Massachusetts House and Senate leaders crafted a compromise transportation bill that would generate $500 million by raising cigarette and gasoline taxes and restore tolls on the western end of the Massachusetts Turnpike.

The plan by a conference committee, which both chambers are scheduled to debate Wednesday afternoon, would close the $118 million deficit for the Massachusetts Bay Transportation Authority and move personnel costs from the MBTA's parent, the Massachusetts Department of Transportation, off the capital budget over the next three years.

Should lawmakers approve the plan, it would spare commuters a fare increase from the MBTA for fiscal 2014, which begins Sunday. Last year riders received a 23% hike.

Turnpike tolls would return for passenger vehicles between exits 1 and 6, from the New York state line to Interstate 291 just outside Springfield.
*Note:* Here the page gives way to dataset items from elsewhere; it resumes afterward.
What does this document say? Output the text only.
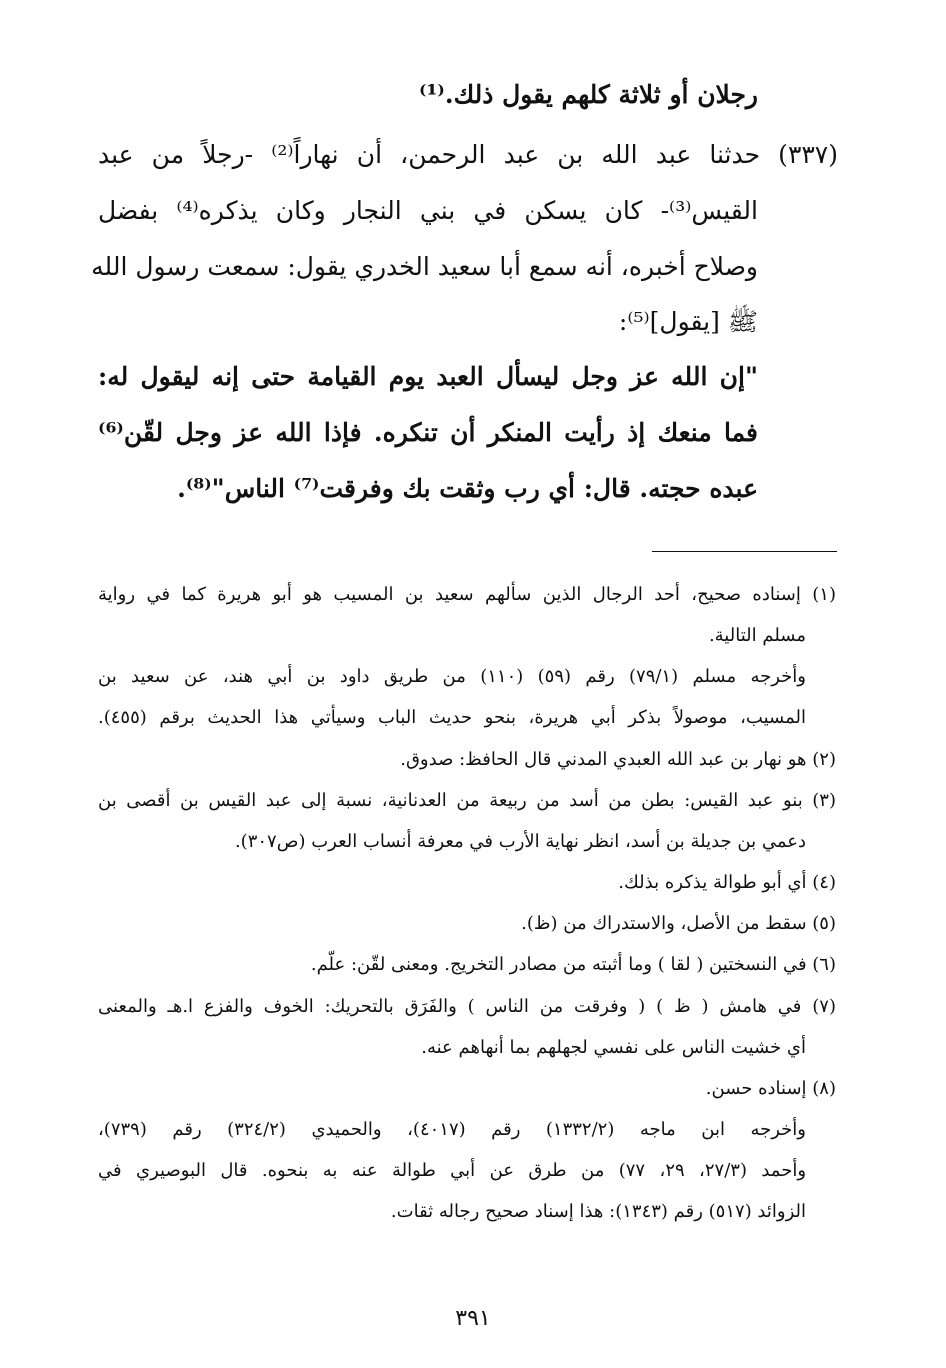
رجلان أو ثلاثة كلهم يقول ذلك.⁽¹⁾
(٣٣٧) حدثنا عبد الله بن عبد الرحمن، أن نهاراً⁽²⁾ -رجلاً من عبد
القيس⁽³⁾- كان يسكن في بني النجار وكان يذكره⁽⁴⁾ بفضل
وصلاح أخبره، أنه سمع أبا سعيد الخدري يقول: سمعت رسول الله
ﷺ [يقول]⁽⁵⁾:
"إن الله عز وجل ليسأل العبد يوم القيامة حتى إنه ليقول له:
فما منعك إذ رأيت المنكر أن تنكره. فإذا الله عز وجل لقّن⁽⁶⁾
عبده حجته. قال: أي رب وثقت بك وفرقت⁽⁷⁾ الناس"⁽⁸⁾.
(١) إسناده صحيح، أحد الرجال الذين سألهم سعيد بن المسيب هو أبو هريرة كما في رواية
مسلم التالية.
وأخرجه مسلم (٧٩/١) رقم (٥٩) (١١٠) من طريق داود بن أبي هند، عن سعيد بن
المسيب، موصولاً بذكر أبي هريرة، بنحو حديث الباب وسيأتي هذا الحديث برقم (٤٥٥).
(٢) هو نهار بن عبد الله العبدي المدني قال الحافظ: صدوق.
(٣) بنو عبد القيس: بطن من أسد من ربيعة من العدنانية، نسبة إلى عبد القيس بن أقصى بن
دعمي بن جديلة بن أسد، انظر نهاية الأرب في معرفة أنساب العرب (ص٣٠٧).
(٤) أي أبو طوالة يذكره بذلك.
(٥) سقط من الأصل، والاستدراك من (ظ).
(٦) في النسختين ( لقا ) وما أثبته من مصادر التخريج. ومعنى لقّن: علّم.
(٧) في هامش ( ظ ) ( وفرقت من الناس ) والفَرَق بالتحريك: الخوف والفزع ا.هـ والمعنى
أي خشيت الناس على نفسي لجهلهم بما أنهاهم عنه.
(٨) إسناده حسن.
وأخرجه ابن ماجه (١٣٣٢/٢) رقم (٤٠١٧)، والحميدي (٣٢٤/٢) رقم (٧٣٩)،
وأحمد (٢٧/٣، ٢٩، ٧٧) من طرق عن أبي طوالة عنه به بنحوه. قال البوصيري في
الزوائد (٥١٧) رقم (١٣٤٣): هذا إسناد صحيح رجاله ثقات.
٣٩١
The governor at that time, William Weld, eliminated tolls for that stretch in 1996.

The gas tax would rise by 3 cents to 26.5 cents per gallon, while the cigarette tax would increase to $3.51 per pack, up by $1.

In addition, the plan guarantees $805 million in new transportation sources by fiscal 2018 and redirects revenues from the underground storage tank surcharge to transportation.

"The transportation finance agreement establishes a framework for targeted statewide investment in our transportation infrastructure and programs," said House Ways and Means chair Rep. Brian Dempsey, D-Haverhill.